Die Studie im Chocó-Regenwald
Die Wissenschaftler um Timo Metz und Nico Blüthgen von der TU Darmstadt haben 62 Waldflächen im Nordwesten Ecuadors untersucht. Dazu gehörten ungestörte Primärwälder, aktive Weiden und Kakaoplantagen sowie Sekundärwälder, die sich seit 1 bis 38 Jahren erholen. Sie erfassten 16 Artengruppen, darunter Insekten, Frösche, Vögel, Fledermäuse und Pflanzen.
Ergebnisse der Studie
Die Ergebnisse zeigen, dass verlassene Weiden und Kakaoplantagen nach etwa 30 Jahren wieder 90 Prozent der Artenvielfalt und Biomasse ursprünglicher Wälder erreichen. Besonders mobile Tiere wie Fledermäuse und Vögel erholen sich schnell. Fledermäuse brauchen auf ehemaligen Kakaoplantagen nur etwa sechs Jahre, um wieder eine ähnliche Artenvielfalt wie im Primärwald zu erreichen. Auf Weiden dauert es etwa 18 Jahre.

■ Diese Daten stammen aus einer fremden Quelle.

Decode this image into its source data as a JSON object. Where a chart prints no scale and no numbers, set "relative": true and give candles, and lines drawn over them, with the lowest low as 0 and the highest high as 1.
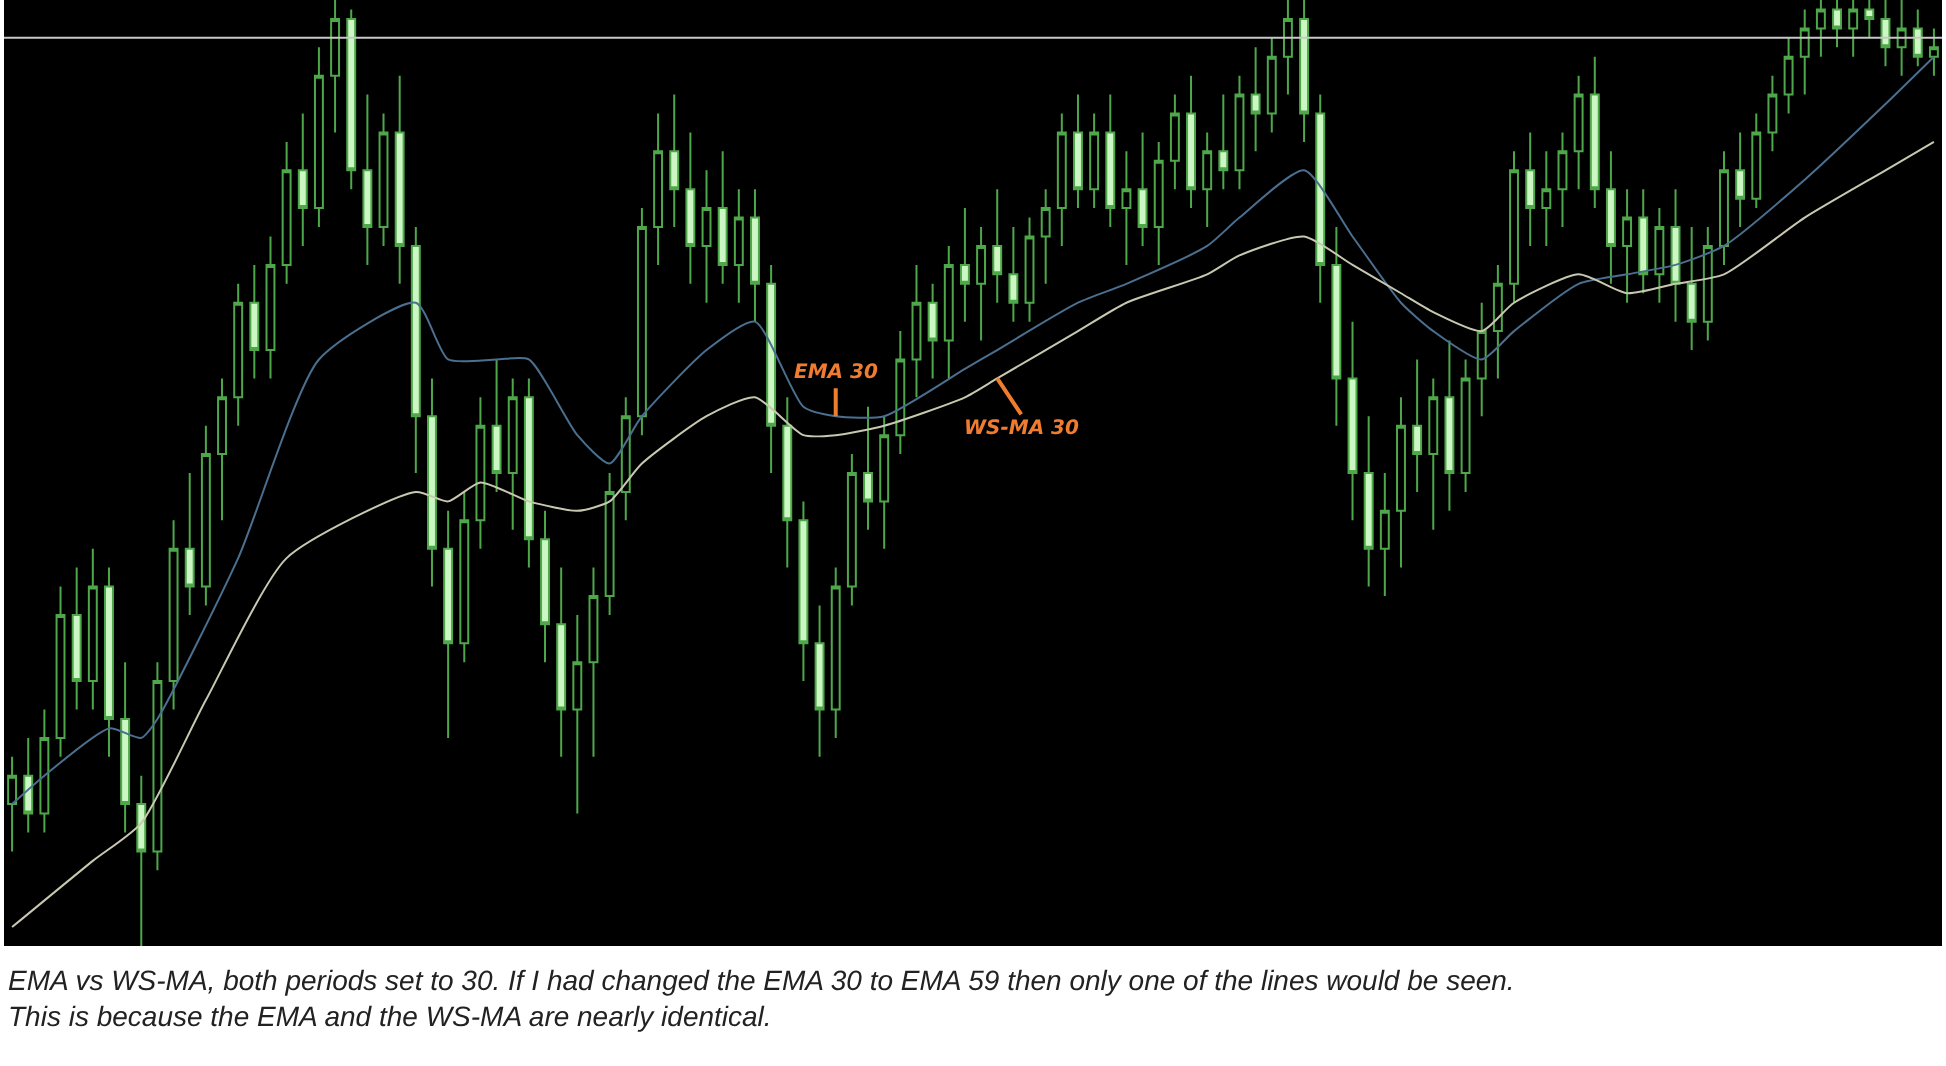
{
  "chart_data": {
    "type": "candlestick",
    "relative": true,
    "categories": [
      null,
      null,
      null,
      null,
      null,
      null,
      null,
      null,
      null,
      null,
      null,
      null,
      null,
      null,
      null,
      null,
      null,
      null,
      null,
      null,
      null,
      null,
      null,
      null,
      null,
      null,
      null,
      null,
      null,
      null,
      null,
      null,
      null,
      null,
      null,
      null,
      null,
      null,
      null,
      null,
      null,
      null,
      null,
      null,
      null,
      null,
      null,
      null,
      null,
      null,
      null,
      null,
      null,
      null,
      null,
      null,
      null,
      null,
      null,
      null,
      null,
      null,
      null,
      null,
      null,
      null,
      null,
      null,
      null,
      null,
      null,
      null,
      null,
      null,
      null,
      null,
      null,
      null,
      null,
      null,
      null,
      null,
      null,
      null,
      null,
      null,
      null,
      null,
      null,
      null,
      null,
      null,
      null,
      null,
      null,
      null,
      null,
      null,
      null,
      null,
      null,
      null,
      null,
      null,
      null,
      null,
      null,
      null,
      null,
      null,
      null,
      null,
      null,
      null,
      null,
      null,
      null,
      null,
      null,
      null
    ],
    "series": [
      {
        "color": "#4ea84a",
        "ohlc": [
          [
            0.15,
            0.2,
            0.1,
            0.18
          ],
          [
            0.18,
            0.22,
            0.12,
            0.14
          ],
          [
            0.14,
            0.25,
            0.12,
            0.22
          ],
          [
            0.22,
            0.38,
            0.2,
            0.35
          ],
          [
            0.35,
            0.4,
            0.25,
            0.28
          ],
          [
            0.28,
            0.42,
            0.25,
            0.38
          ],
          [
            0.38,
            0.4,
            0.2,
            0.24
          ],
          [
            0.24,
            0.3,
            0.12,
            0.15
          ],
          [
            0.15,
            0.18,
            0.0,
            0.1
          ],
          [
            0.1,
            0.3,
            0.08,
            0.28
          ],
          [
            0.28,
            0.45,
            0.25,
            0.42
          ],
          [
            0.42,
            0.5,
            0.35,
            0.38
          ],
          [
            0.38,
            0.55,
            0.36,
            0.52
          ],
          [
            0.52,
            0.6,
            0.45,
            0.58
          ],
          [
            0.58,
            0.7,
            0.55,
            0.68
          ],
          [
            0.68,
            0.72,
            0.6,
            0.63
          ],
          [
            0.63,
            0.75,
            0.6,
            0.72
          ],
          [
            0.72,
            0.85,
            0.7,
            0.82
          ],
          [
            0.82,
            0.88,
            0.74,
            0.78
          ],
          [
            0.78,
            0.95,
            0.76,
            0.92
          ],
          [
            0.92,
            1.0,
            0.86,
            0.98
          ],
          [
            0.98,
            0.99,
            0.8,
            0.82
          ],
          [
            0.82,
            0.9,
            0.72,
            0.76
          ],
          [
            0.76,
            0.88,
            0.74,
            0.86
          ],
          [
            0.86,
            0.92,
            0.7,
            0.74
          ],
          [
            0.74,
            0.76,
            0.5,
            0.56
          ],
          [
            0.56,
            0.6,
            0.38,
            0.42
          ],
          [
            0.42,
            0.46,
            0.22,
            0.32
          ],
          [
            0.32,
            0.48,
            0.3,
            0.45
          ],
          [
            0.45,
            0.58,
            0.42,
            0.55
          ],
          [
            0.55,
            0.62,
            0.48,
            0.5
          ],
          [
            0.5,
            0.6,
            0.44,
            0.58
          ],
          [
            0.58,
            0.6,
            0.4,
            0.43
          ],
          [
            0.43,
            0.46,
            0.3,
            0.34
          ],
          [
            0.34,
            0.4,
            0.2,
            0.25
          ],
          [
            0.25,
            0.35,
            0.14,
            0.3
          ],
          [
            0.3,
            0.4,
            0.2,
            0.37
          ],
          [
            0.37,
            0.5,
            0.35,
            0.48
          ],
          [
            0.48,
            0.58,
            0.45,
            0.56
          ],
          [
            0.56,
            0.78,
            0.54,
            0.76
          ],
          [
            0.76,
            0.88,
            0.72,
            0.84
          ],
          [
            0.84,
            0.9,
            0.76,
            0.8
          ],
          [
            0.8,
            0.86,
            0.7,
            0.74
          ],
          [
            0.74,
            0.82,
            0.68,
            0.78
          ],
          [
            0.78,
            0.84,
            0.7,
            0.72
          ],
          [
            0.72,
            0.8,
            0.68,
            0.77
          ],
          [
            0.77,
            0.8,
            0.66,
            0.7
          ],
          [
            0.7,
            0.72,
            0.5,
            0.55
          ],
          [
            0.55,
            0.58,
            0.4,
            0.45
          ],
          [
            0.45,
            0.47,
            0.28,
            0.32
          ],
          [
            0.32,
            0.36,
            0.2,
            0.25
          ],
          [
            0.25,
            0.4,
            0.22,
            0.38
          ],
          [
            0.38,
            0.52,
            0.36,
            0.5
          ],
          [
            0.5,
            0.57,
            0.44,
            0.47
          ],
          [
            0.47,
            0.56,
            0.42,
            0.54
          ],
          [
            0.54,
            0.65,
            0.52,
            0.62
          ],
          [
            0.62,
            0.72,
            0.58,
            0.68
          ],
          [
            0.68,
            0.7,
            0.6,
            0.64
          ],
          [
            0.64,
            0.74,
            0.6,
            0.72
          ],
          [
            0.72,
            0.78,
            0.66,
            0.7
          ],
          [
            0.7,
            0.76,
            0.64,
            0.74
          ],
          [
            0.74,
            0.8,
            0.68,
            0.71
          ],
          [
            0.71,
            0.76,
            0.66,
            0.68
          ],
          [
            0.68,
            0.77,
            0.66,
            0.75
          ],
          [
            0.75,
            0.8,
            0.7,
            0.78
          ],
          [
            0.78,
            0.88,
            0.74,
            0.86
          ],
          [
            0.86,
            0.9,
            0.78,
            0.8
          ],
          [
            0.8,
            0.88,
            0.78,
            0.86
          ],
          [
            0.86,
            0.9,
            0.76,
            0.78
          ],
          [
            0.78,
            0.84,
            0.72,
            0.8
          ],
          [
            0.8,
            0.86,
            0.74,
            0.76
          ],
          [
            0.76,
            0.85,
            0.72,
            0.83
          ],
          [
            0.83,
            0.9,
            0.8,
            0.88
          ],
          [
            0.88,
            0.92,
            0.78,
            0.8
          ],
          [
            0.8,
            0.86,
            0.76,
            0.84
          ],
          [
            0.84,
            0.9,
            0.8,
            0.82
          ],
          [
            0.82,
            0.92,
            0.8,
            0.9
          ],
          [
            0.9,
            0.95,
            0.84,
            0.88
          ],
          [
            0.88,
            0.96,
            0.86,
            0.94
          ],
          [
            0.94,
            1.0,
            0.9,
            0.98
          ],
          [
            0.98,
            1.0,
            0.85,
            0.88
          ],
          [
            0.88,
            0.9,
            0.68,
            0.72
          ],
          [
            0.72,
            0.76,
            0.55,
            0.6
          ],
          [
            0.6,
            0.66,
            0.45,
            0.5
          ],
          [
            0.5,
            0.56,
            0.38,
            0.42
          ],
          [
            0.42,
            0.5,
            0.37,
            0.46
          ],
          [
            0.46,
            0.58,
            0.4,
            0.55
          ],
          [
            0.55,
            0.62,
            0.48,
            0.52
          ],
          [
            0.52,
            0.6,
            0.44,
            0.58
          ],
          [
            0.58,
            0.64,
            0.46,
            0.5
          ],
          [
            0.5,
            0.62,
            0.48,
            0.6
          ],
          [
            0.6,
            0.68,
            0.56,
            0.65
          ],
          [
            0.65,
            0.72,
            0.6,
            0.7
          ],
          [
            0.7,
            0.84,
            0.68,
            0.82
          ],
          [
            0.82,
            0.86,
            0.74,
            0.78
          ],
          [
            0.78,
            0.84,
            0.74,
            0.8
          ],
          [
            0.8,
            0.86,
            0.76,
            0.84
          ],
          [
            0.84,
            0.92,
            0.8,
            0.9
          ],
          [
            0.9,
            0.94,
            0.78,
            0.8
          ],
          [
            0.8,
            0.84,
            0.7,
            0.74
          ],
          [
            0.74,
            0.8,
            0.68,
            0.77
          ],
          [
            0.77,
            0.8,
            0.69,
            0.71
          ],
          [
            0.71,
            0.78,
            0.68,
            0.76
          ],
          [
            0.76,
            0.8,
            0.66,
            0.7
          ],
          [
            0.7,
            0.76,
            0.63,
            0.66
          ],
          [
            0.66,
            0.76,
            0.64,
            0.74
          ],
          [
            0.74,
            0.84,
            0.72,
            0.82
          ],
          [
            0.82,
            0.86,
            0.76,
            0.79
          ],
          [
            0.79,
            0.88,
            0.78,
            0.86
          ],
          [
            0.86,
            0.92,
            0.84,
            0.9
          ],
          [
            0.9,
            0.96,
            0.88,
            0.94
          ],
          [
            0.94,
            0.99,
            0.9,
            0.97
          ],
          [
            0.97,
            1.0,
            0.94,
            0.99
          ],
          [
            0.99,
            1.0,
            0.95,
            0.97
          ],
          [
            0.97,
            1.0,
            0.94,
            0.99
          ],
          [
            0.99,
            1.0,
            0.96,
            0.98
          ],
          [
            0.98,
            1.0,
            0.93,
            0.95
          ],
          [
            0.95,
            1.0,
            0.92,
            0.97
          ],
          [
            0.97,
            0.99,
            0.93,
            0.94
          ],
          [
            0.94,
            0.97,
            0.92,
            0.95
          ]
        ]
      },
      {
        "type": "line",
        "name": "EMA 30",
        "color": "#4a6f8f",
        "values": [
          0.15,
          null,
          0.18,
          null,
          null,
          null,
          0.23,
          null,
          0.22,
          0.24,
          null,
          null,
          null,
          null,
          0.41,
          null,
          null,
          null,
          null,
          0.62,
          null,
          null,
          null,
          null,
          null,
          0.68,
          null,
          0.62,
          null,
          null,
          0.62,
          null,
          0.62,
          null,
          null,
          0.54,
          null,
          0.51,
          null,
          0.56,
          null,
          null,
          null,
          0.63,
          null,
          null,
          0.66,
          null,
          null,
          0.57,
          null,
          0.56,
          null,
          null,
          0.56,
          null,
          null,
          null,
          null,
          0.61,
          null,
          0.63,
          null,
          null,
          null,
          null,
          0.68,
          null,
          null,
          0.7,
          null,
          null,
          null,
          null,
          0.74,
          null,
          0.77,
          null,
          null,
          null,
          0.82,
          null,
          null,
          0.75,
          null,
          null,
          0.68,
          null,
          0.65,
          null,
          null,
          0.62,
          null,
          0.65,
          null,
          null,
          null,
          0.7,
          null,
          null,
          0.71,
          null,
          null,
          0.72,
          null,
          null,
          0.74,
          null,
          null,
          null,
          null,
          0.81,
          null,
          null,
          null,
          null,
          0.89,
          null,
          null,
          0.94
        ]
      },
      {
        "type": "line",
        "name": "WS-MA 30",
        "color": "#c8c8b0",
        "values": [
          0.02,
          null,
          null,
          null,
          null,
          0.09,
          null,
          null,
          0.13,
          null,
          null,
          null,
          0.26,
          null,
          null,
          null,
          null,
          0.41,
          null,
          null,
          null,
          null,
          null,
          null,
          null,
          0.48,
          null,
          0.47,
          null,
          0.49,
          null,
          null,
          0.47,
          null,
          null,
          0.46,
          null,
          0.47,
          null,
          0.51,
          null,
          null,
          null,
          0.56,
          null,
          null,
          0.58,
          null,
          null,
          0.54,
          null,
          0.54,
          null,
          null,
          0.55,
          null,
          null,
          null,
          null,
          0.58,
          null,
          0.6,
          null,
          null,
          null,
          null,
          0.65,
          null,
          null,
          0.68,
          null,
          null,
          null,
          null,
          0.71,
          null,
          0.73,
          null,
          null,
          null,
          0.75,
          null,
          null,
          0.72,
          null,
          null,
          0.69,
          null,
          0.67,
          null,
          null,
          0.65,
          null,
          0.68,
          null,
          null,
          null,
          0.71,
          null,
          null,
          0.69,
          null,
          null,
          0.7,
          null,
          null,
          0.71,
          null,
          null,
          null,
          null,
          0.77,
          null,
          null,
          null,
          null,
          0.82,
          null,
          null,
          0.85
        ]
      }
    ],
    "ref_lines": [
      {
        "axis": "y",
        "value": 0.96,
        "color": "#c8c8c8"
      }
    ],
    "annotations": [
      "EMA vs WS-MA, both periods set to 30. If I had changed the EMA 30 to EMA 59 then only one of the lines would be seen. This is because the EMA and the WS-MA are nearly identical."
    ]
  }
}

Langsame Erholung der Pflanzen
Während Tiere relativ schnell zurückkehren, brauchen Pflanzen viel länger. Die Artenzusammensetzung von Baumkeimlingen nähert sich dem Zustand alter Wälder erst nach etwa 60 Jahren auf ehemaligen Kakaoplantagen und nach über 100 Jahren auf Weiden. Ausgewachsene Bäume brauchen sogar 90 bis 100 Jahre.
Die Rolle der Böden
Bodenbakterien zeigen ein anderes Bild. Ihre Artenvielfalt bleibt hoch, aber die Zusammensetzung der Gemeinschaften ändert sich langfristig. Selbst nach Jahrzehnten ähnelt sie nicht dem Zustand alter Wälder. Die Böden tragen also langfristige Spuren der früheren Nutzung.
Fazit der Studie
Die Studie zeigt, dass sich Regenwälder erholen können, wenn bestimmte Bedingungen erfüllt sind: Intakte Wälder in der Nähe, keine erneuten Störungen und die Möglichkeit für Tiere und Pflanzen, wieder einzuwandern. Dennoch bleibt der Schutz der Primärwälder unverzichtbar, da sie sich nicht einfach ersetzen lassen.